We have presented a hybrid ACO metaheuristic called GACO to address the load-balanced clustering problem arising from the operations of ad hoc networks. GACO invokes a GA when an environment change occurs. The GA enables GACO to quickly adapt to the new problem structure by discovering new promising areas of the altered search space. The effectiveness of GACO highly depends on how the interfaces between ACO and GA are designed. To this end, we have described how the pheromone information, collectively gathered by the ants, is used to construct the initial population for the GA. This is the ACO to GA interface. The GA to ACO interface is concerned with the manner in which the solution produced by GA is used by ACO. Firstly, it is used to reconcile the outdated pheromone information with the new problem structure. Secondly, it used to guide the solution construction task of a specialized group of ants, which we call G-ants. These ants will give more bias to solution components appearing in the GA solution. The degree of additional bias given to such solution components depends on the order of their appearance within the GA solution.
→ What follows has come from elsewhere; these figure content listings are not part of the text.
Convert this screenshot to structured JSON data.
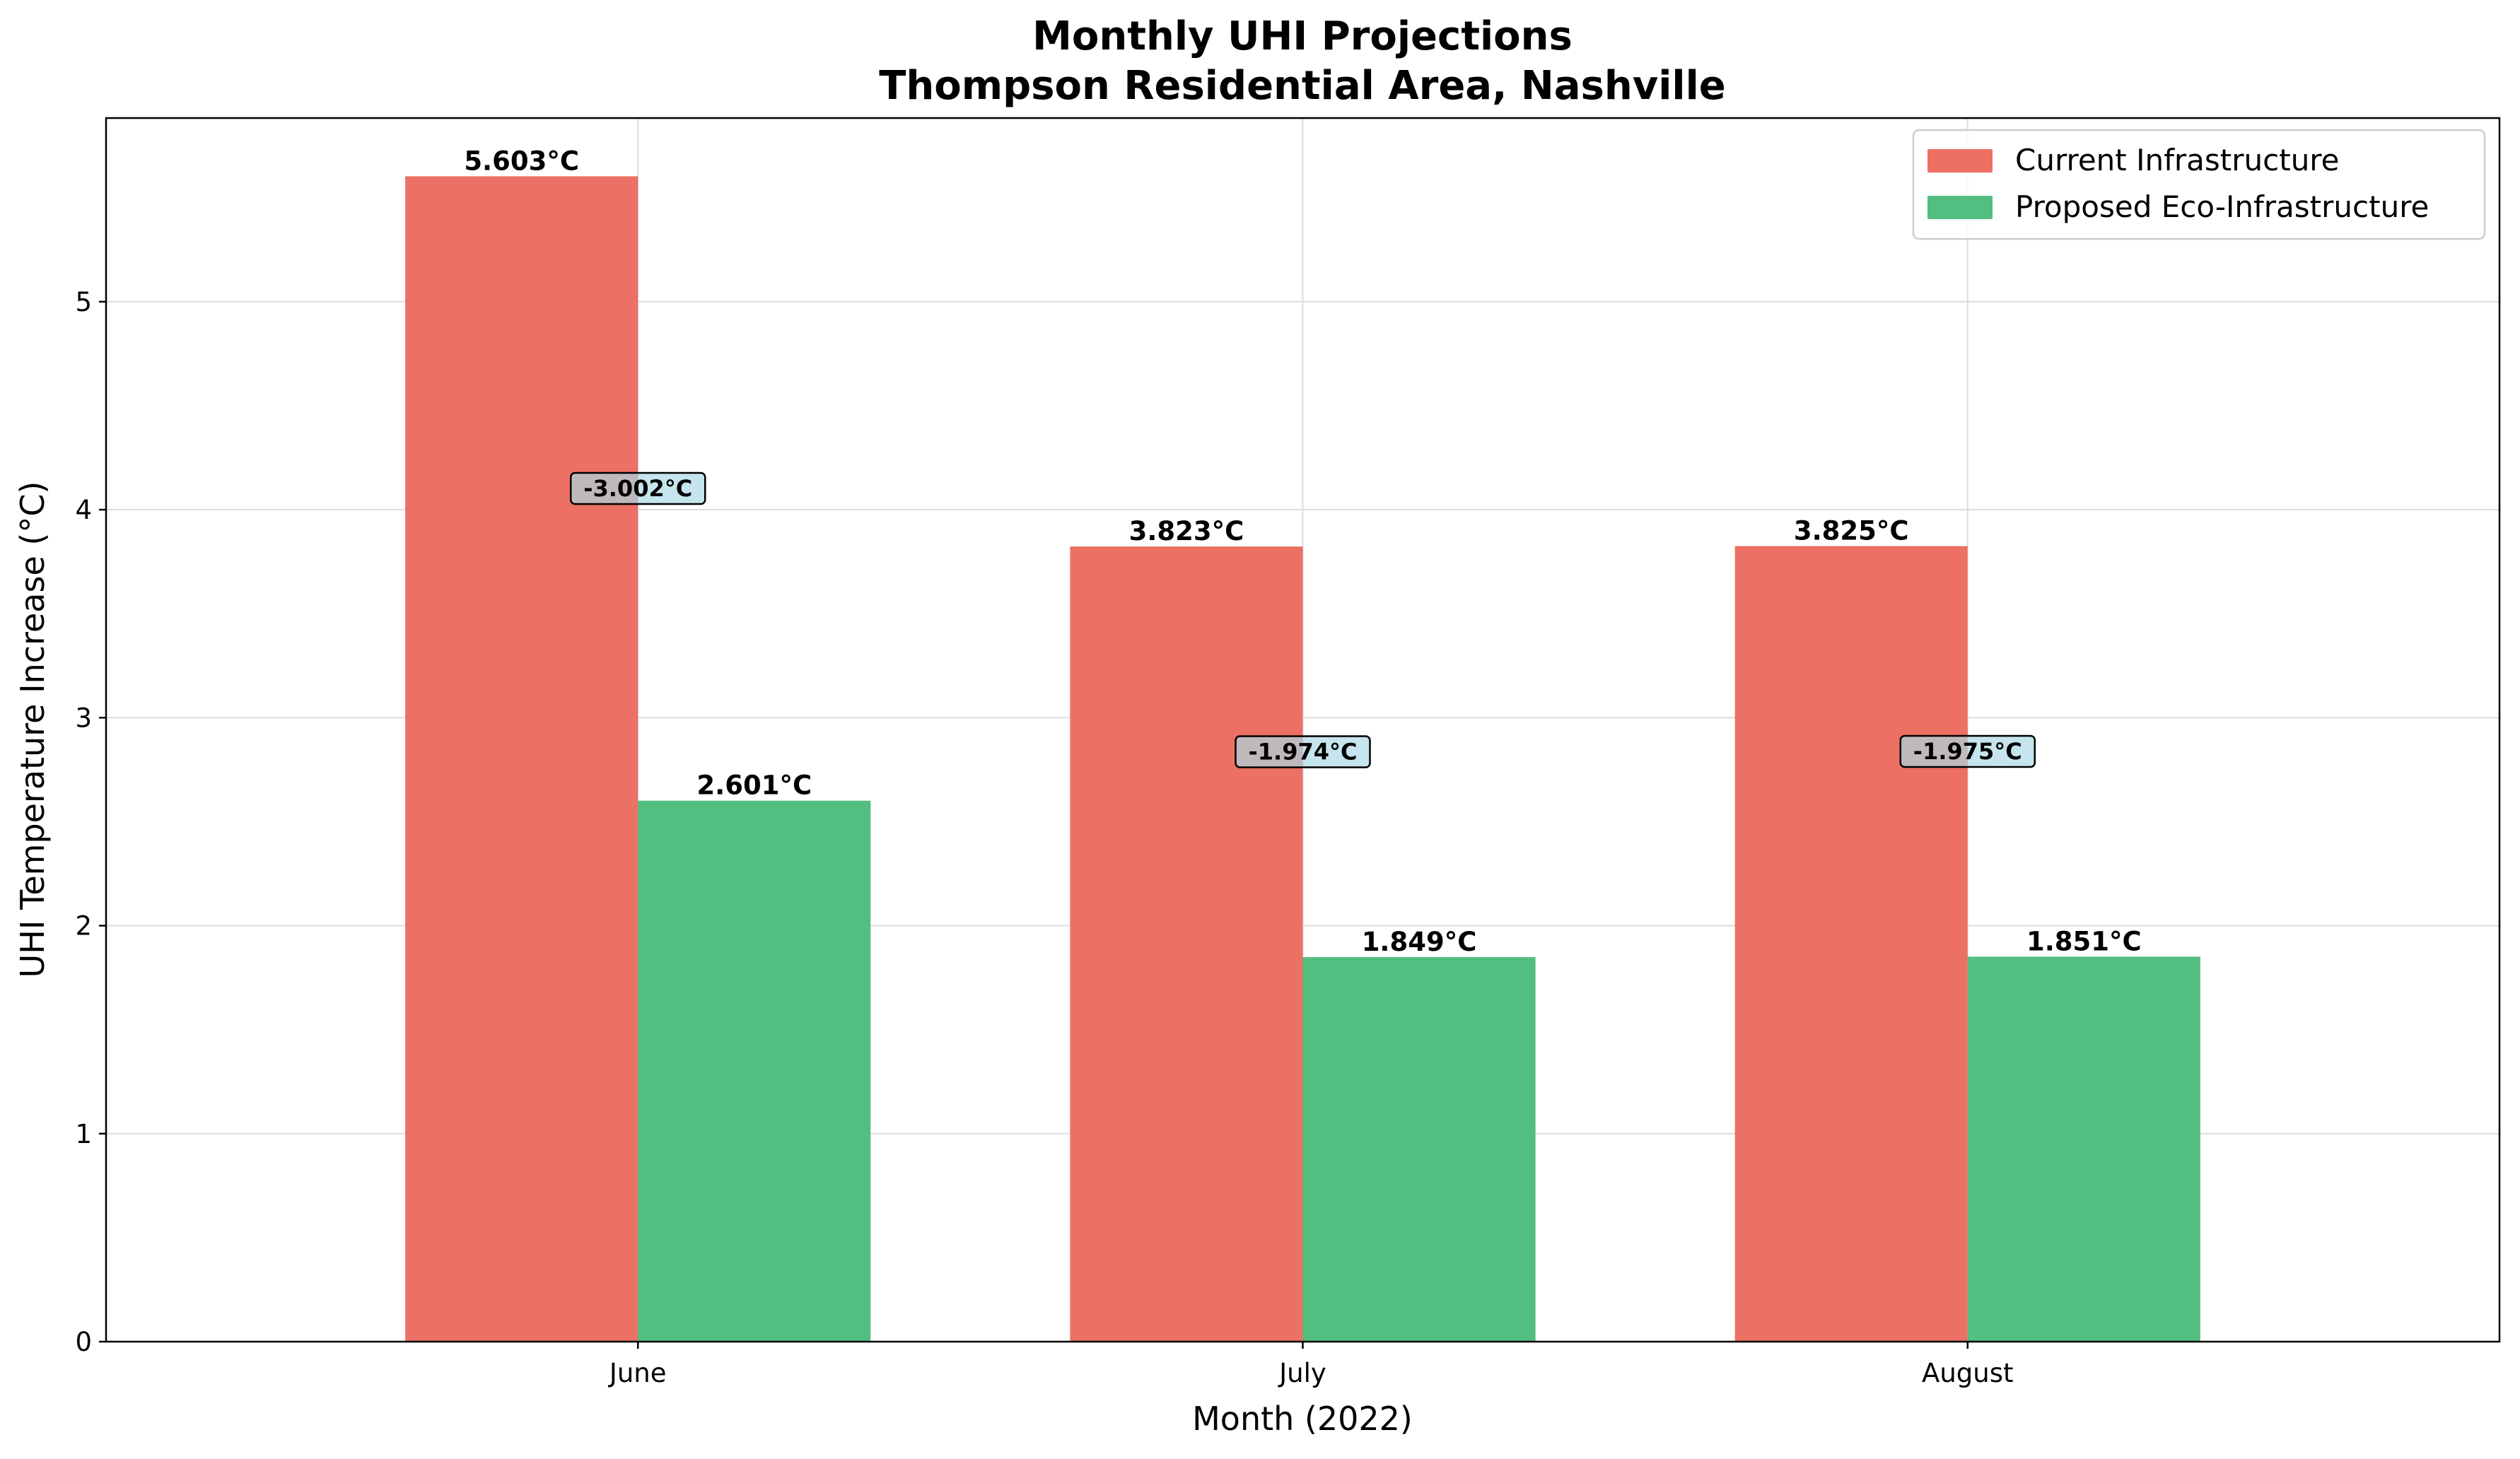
{
  "chart_data": {
    "type": "bar",
    "title": "Monthly UHI Projections",
    "subtitle": "Thompson Residential Area, Nashville",
    "xlabel": "Month (2022)",
    "ylabel": "UHI Temperature Increase (°C)",
    "categories": [
      "June",
      "July",
      "August"
    ],
    "series": [
      {
        "name": "Current Infrastructure",
        "color": "#ec7063",
        "values": [
          5.603,
          3.823,
          3.825
        ],
        "labels": [
          "5.603°C",
          "3.823°C",
          "3.825°C"
        ]
      },
      {
        "name": "Proposed Eco-Infrastructure",
        "color": "#52be80",
        "values": [
          2.601,
          1.849,
          1.851
        ],
        "labels": [
          "2.601°C",
          "1.849°C",
          "1.851°C"
        ]
      }
    ],
    "differences": {
      "values": [
        -3.002,
        -1.974,
        -1.975
      ],
      "labels": [
        "-3.002°C",
        "-1.974°C",
        "-1.975°C"
      ],
      "box_color": "#add8e6"
    },
    "ylim": [
      0,
      5.883
    ],
    "yticks": [
      0,
      1,
      2,
      3,
      4,
      5
    ],
    "ytick_labels": [
      "0",
      "1",
      "2",
      "3",
      "4",
      "5"
    ],
    "grid": true,
    "legend_position": "top-right"
  }
}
Three other approaches for adapting ACO search in the presence of dynamic environments are used for performance comparison. These are P-ACO, PAdapt, GreedyAnts. For all performance measures, GACO is competitive with P-ACO for relatively small amount of disruptions, i.e., M = 5%. When the number of mobile nodes doubled (M = 10%), the advantage of GACO can be clearly seen. Even though P-ACO with the repair heuristic seems promising for this problem, it is found that GACO is more robust when it comes to larger environmental changes.

Through these performance comparisons, we can conclude that GACO has been empirically shown to perform better. Firstly, it is able to recover more rapidly from performance degradation caused by environmental changes. Secondly, not only it is able to react faster, its solution quality at the point of recovery is also better compared to P-ACO, PAdapt, and GreedyAnts. Finally, the ability of GACO to further improve solution quality beyond the point of recovery has been demonstrated. These results point to the effectiveness of the proposed GACO approach in attacking the dynamic load-balanced clustering problem.

DECLARATION OF INTEREST

The authors report no conflicts of interest. The authors alone are responsible for the content and writing of the paper.